How does SugarIdentity impact user access to test and development clones?

Each instance, including clones of the production instance, will be provisioned with their own unique SugarIdentity tenant. When a production instance is cloned, or when an existing clone is reset to match the production instance, the instance files and database are copied from the production instance, but the SugarIdentity tenant is not copied. When the new clone is provisioned, a new SugarIdentity tenant is provisioned for it from the data in the new clone’s database. None of the user credential or SSO configurations in the production SugarIdentity tenant are copied from production instance when cloning an instance. The new SugarIdentity tenant might require configuration of these details to enable expected access.

Is there a way to Mass Update user profiles?

SugarIdentity does not have mass update functionality. Multiple users can be created at once using the import feature in Cloud Settings console. Each existing user needs to be configured individually.

How does user data sync between SugarIdentity and my Sugar Instance?

During the initial SugarIdentity enablement, data is synced to SugarIdentity from the instance database. Thereafter, data is never synced from the instance to SugarIdentity. Data changed in Cloud Settings syncs to the instance at the time the changes are saved in Cloud Settings.. Login credentials, Password and Username, are never synced to the instance, remaining stored in SugarIdentity only.

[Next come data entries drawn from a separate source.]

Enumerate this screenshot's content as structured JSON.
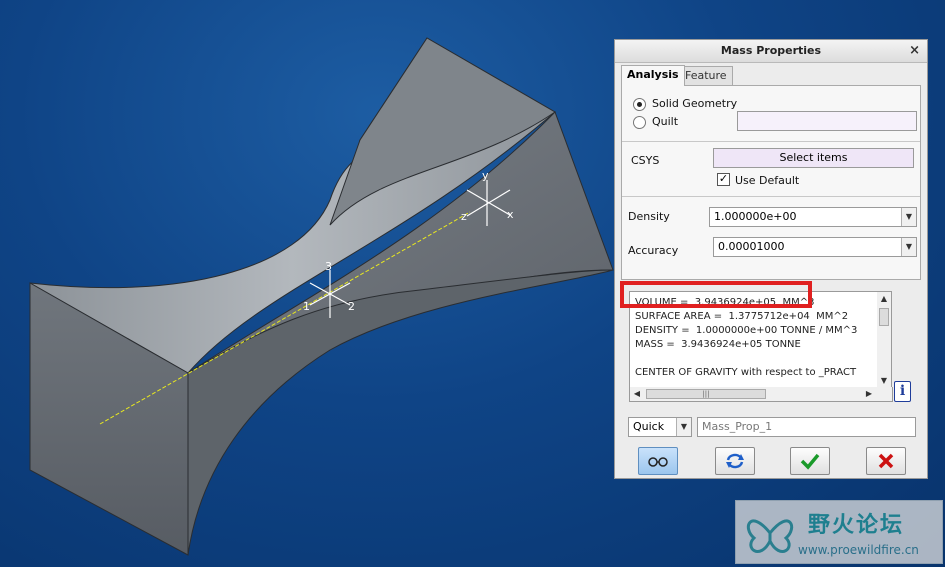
{
  "viewport": {
    "csys_part": {
      "x": "x",
      "y": "y",
      "z": "z"
    },
    "csys_center": {
      "one": "1",
      "two": "2",
      "three": "3"
    }
  },
  "dialog": {
    "title": "Mass Properties",
    "close_glyph": "×",
    "tabs": [
      {
        "label": "Analysis",
        "active": true
      },
      {
        "label": "Feature",
        "active": false
      }
    ],
    "geometry_options": [
      {
        "label": "Solid Geometry",
        "selected": true
      },
      {
        "label": "Quilt",
        "selected": false
      }
    ],
    "csys_label": "CSYS",
    "select_items_label": "Select items",
    "use_default": {
      "label": "Use Default",
      "checked": true
    },
    "density": {
      "label": "Density",
      "value": "1.000000e+00"
    },
    "accuracy": {
      "label": "Accuracy",
      "value": "0.00001000"
    },
    "results_lines": [
      "VOLUME =  3.9436924e+05  MM^3",
      "SURFACE AREA =  1.3775712e+04  MM^2",
      "DENSITY =  1.0000000e+00 TONNE / MM^3",
      "MASS =  3.9436924e+05 TONNE",
      "",
      "CENTER OF GRAVITY with respect to _PRACT"
    ],
    "hscroll_grip": "|||",
    "info_icon": "i",
    "mode": {
      "value": "Quick"
    },
    "analysis_name": "Mass_Prop_1",
    "buttons": [
      {
        "name": "glasses-icon",
        "label": "Preview"
      },
      {
        "name": "repeat-icon",
        "label": "Repeat"
      },
      {
        "name": "checkmark-icon",
        "label": "OK"
      },
      {
        "name": "close-icon",
        "label": "Cancel"
      }
    ],
    "colors": {
      "ok": "#1a9a2a",
      "cancel": "#cc1111",
      "repeat": "#1f5fc9",
      "highlight": "#e02020"
    }
  },
  "watermark": {
    "cn": "野火论坛",
    "url": "www.proewildfire.cn"
  }
}
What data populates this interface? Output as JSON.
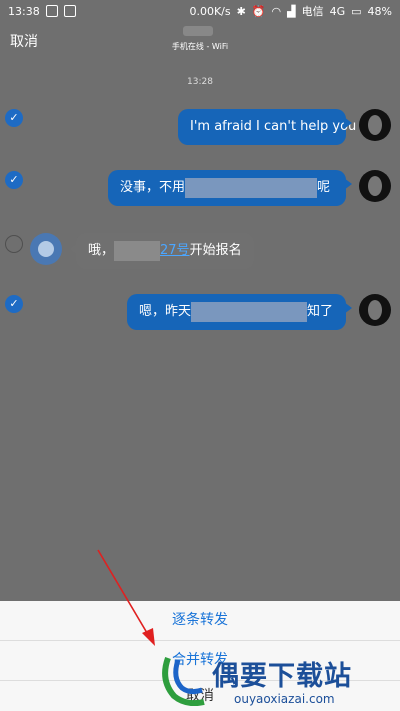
{
  "status_bar": {
    "time": "13:38",
    "speed": "0.00K/s",
    "carrier": "电信",
    "network": "4G",
    "battery": "48%"
  },
  "header": {
    "cancel_label": "取消",
    "subtitle": "手机在线 - WiFi"
  },
  "timestamp": "13:28",
  "messages": [
    {
      "text": "I'm afraid I can't help you"
    },
    {
      "prefix": "没事，不用",
      "suffix": "呢"
    },
    {
      "prefix": "哦，",
      "link": "27号",
      "suffix": "开始报名"
    },
    {
      "prefix": "嗯，昨天",
      "suffix": "知了"
    }
  ],
  "sheet": {
    "item1": "逐条转发",
    "item2": "合并转发",
    "cancel": "取消"
  },
  "watermark": {
    "text": "偶要下载站",
    "url": "ouyaoxiazai.com"
  },
  "colors": {
    "accent": "#1665b8",
    "sheet_text": "#1a74d8",
    "arrow": "#e02020"
  }
}
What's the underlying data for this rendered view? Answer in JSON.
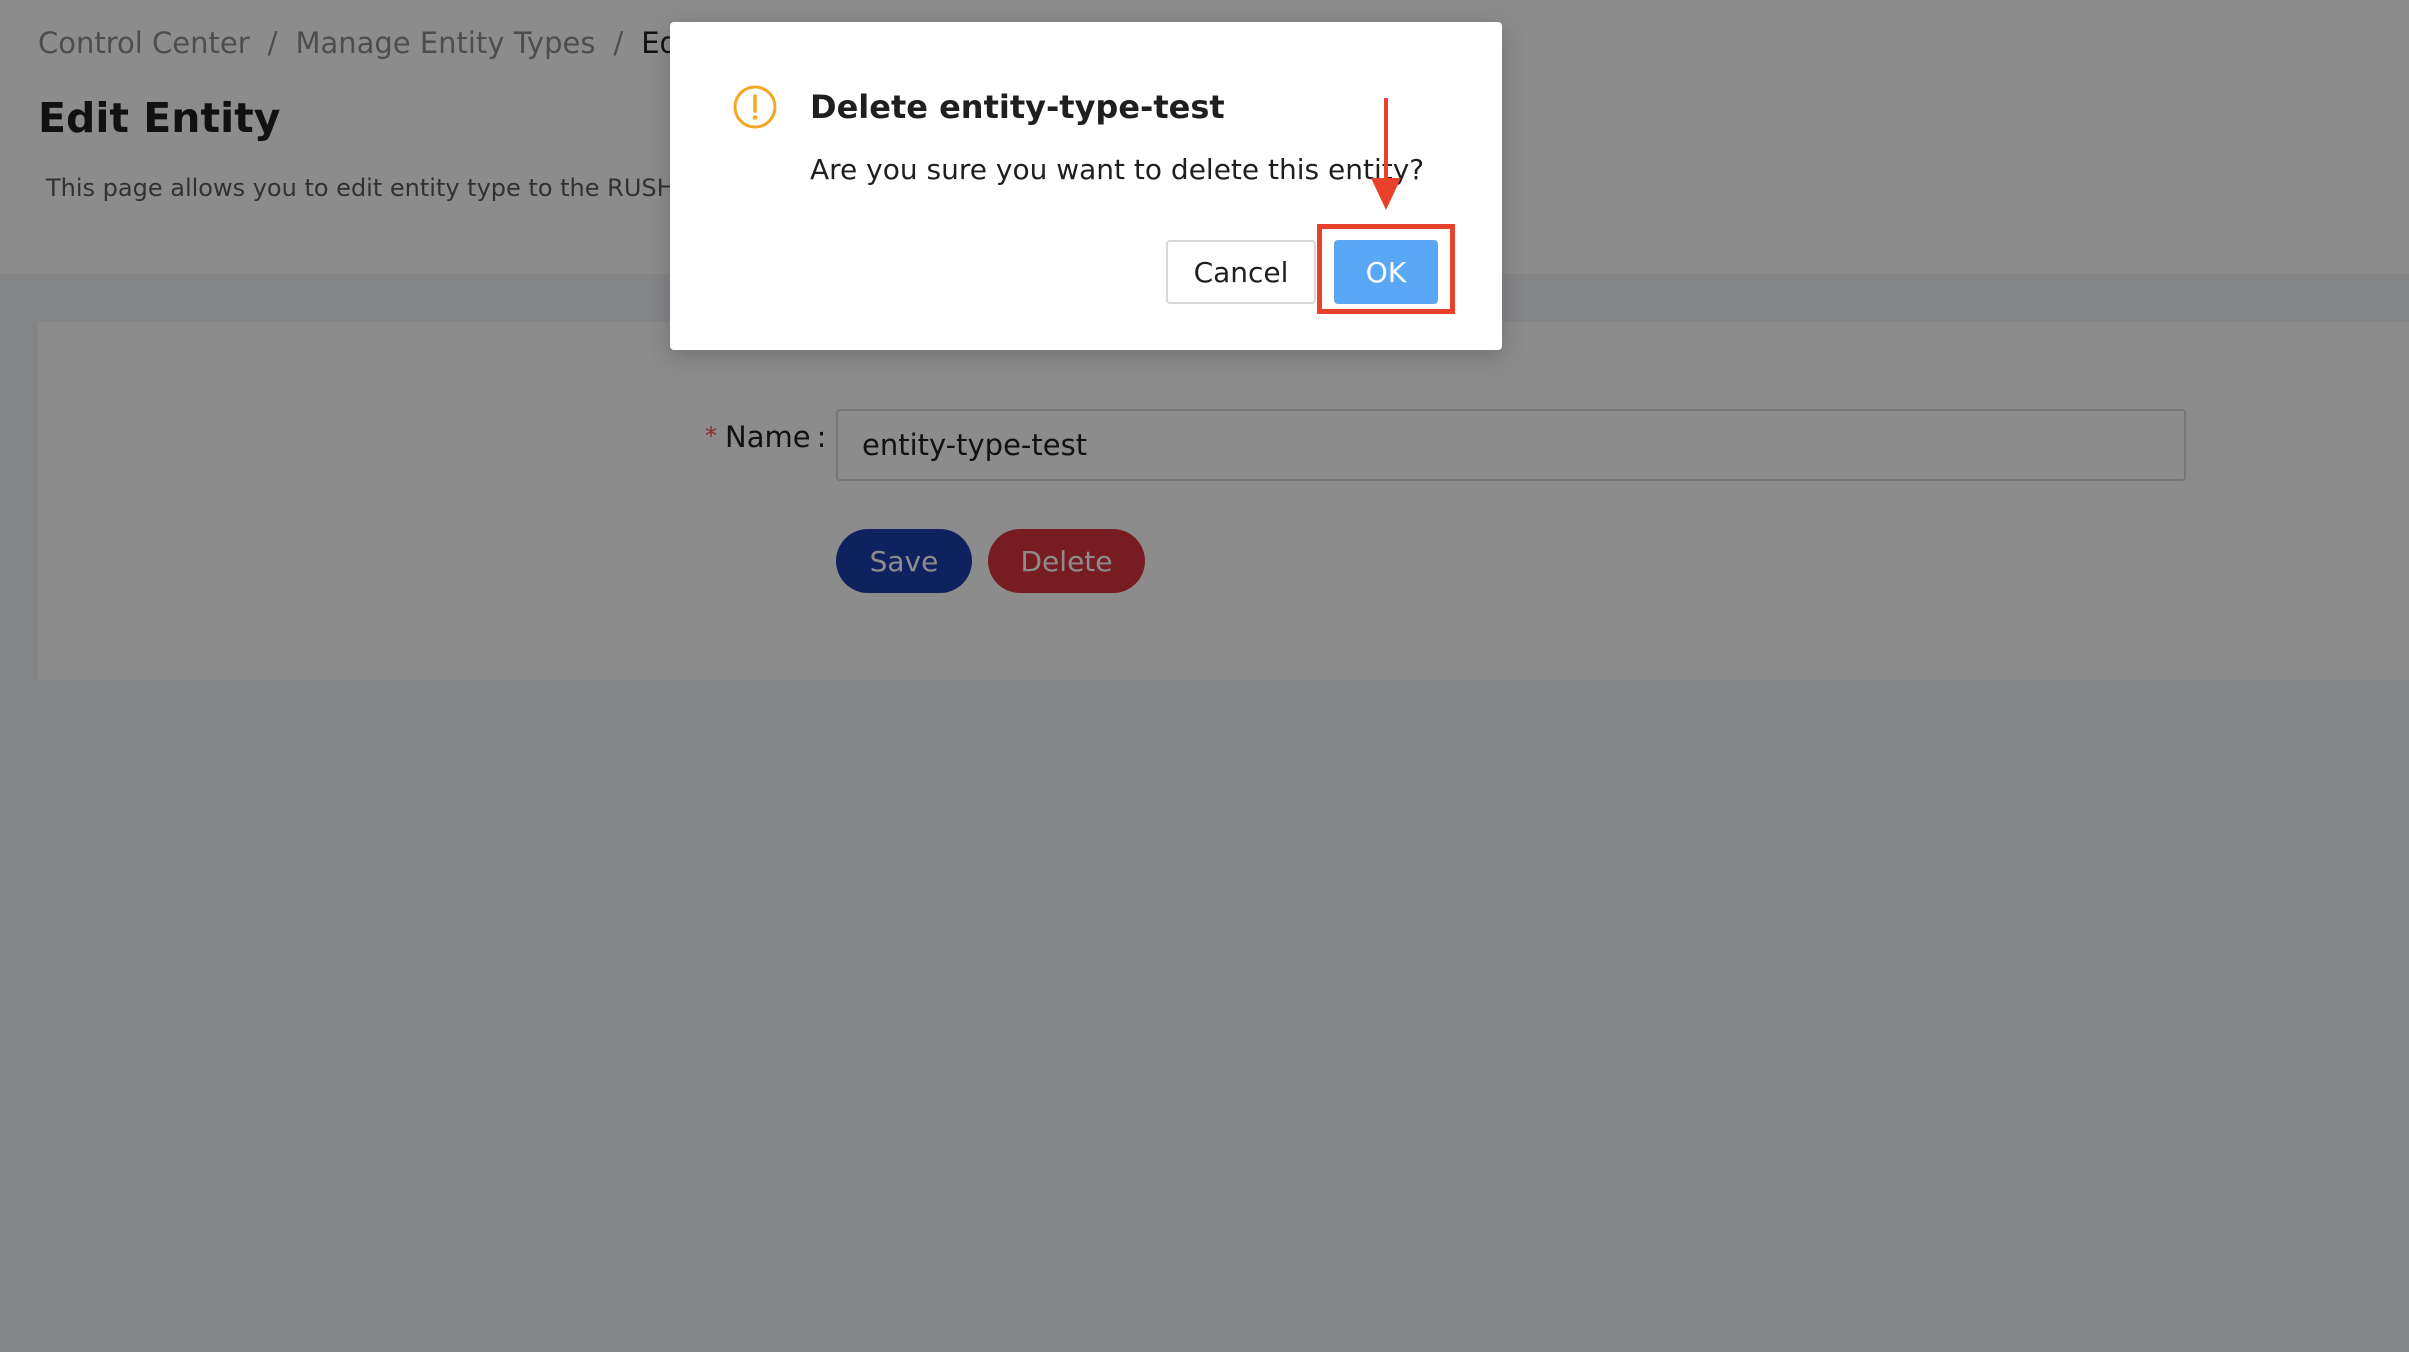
{
  "breadcrumb": {
    "items": [
      "Control Center",
      "Manage Entity Types",
      "Edi"
    ],
    "separator": "/"
  },
  "page": {
    "title": "Edit Entity",
    "description": "This page allows you to edit entity type to the RUSH"
  },
  "form": {
    "required_mark": "*",
    "name_label": "Name",
    "label_colon": ":",
    "name_value": "entity-type-test",
    "save_label": "Save",
    "delete_label": "Delete"
  },
  "modal": {
    "icon": "exclamation-circle-icon",
    "title": "Delete entity-type-test",
    "content": "Are you sure you want to delete this entity?",
    "cancel_label": "Cancel",
    "ok_label": "OK"
  },
  "colors": {
    "primary_button": "#1d3fb0",
    "danger_button": "#d9363e",
    "ok_button": "#5aa8f5",
    "warning_icon": "#f5a623",
    "annotation": "#e8412c"
  }
}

Further questions about your SugarIdentity instance(s) in SugarCloud?

Please contact and we will be happy to assist. 


Top Comments

  • Hi -- As of today, SugarIdentity does not provide any public facing APIs to update users. We are currently laying the groundwork for this behind the scenes, and will be sure to publish in our release notes when it's available.

    A couple things come to mind...we do provide a UI for creating users via bulk import with SugarIdentity. If you are using an Identity Provider, you can set it up with SCIM to automatically sync user changes. Lastly, we just added a bunch of functionality in the past few months that make bulk editing users easier via our UI. I know none of these are the exact solution you are looking for, but I hope they can save you some time until our SugarIdentity APIs are exposed.

  • On one of our on premise instances, we have a feature where we are programmatically creating and updating users via a scheduled job.

    When we move to the Sugar Cloud with Sugar identity, we understand we could still update existing users but would we be able to programmatically (via an API)c create newusers in SugarIdentity which would then sync to the Cloud Instance.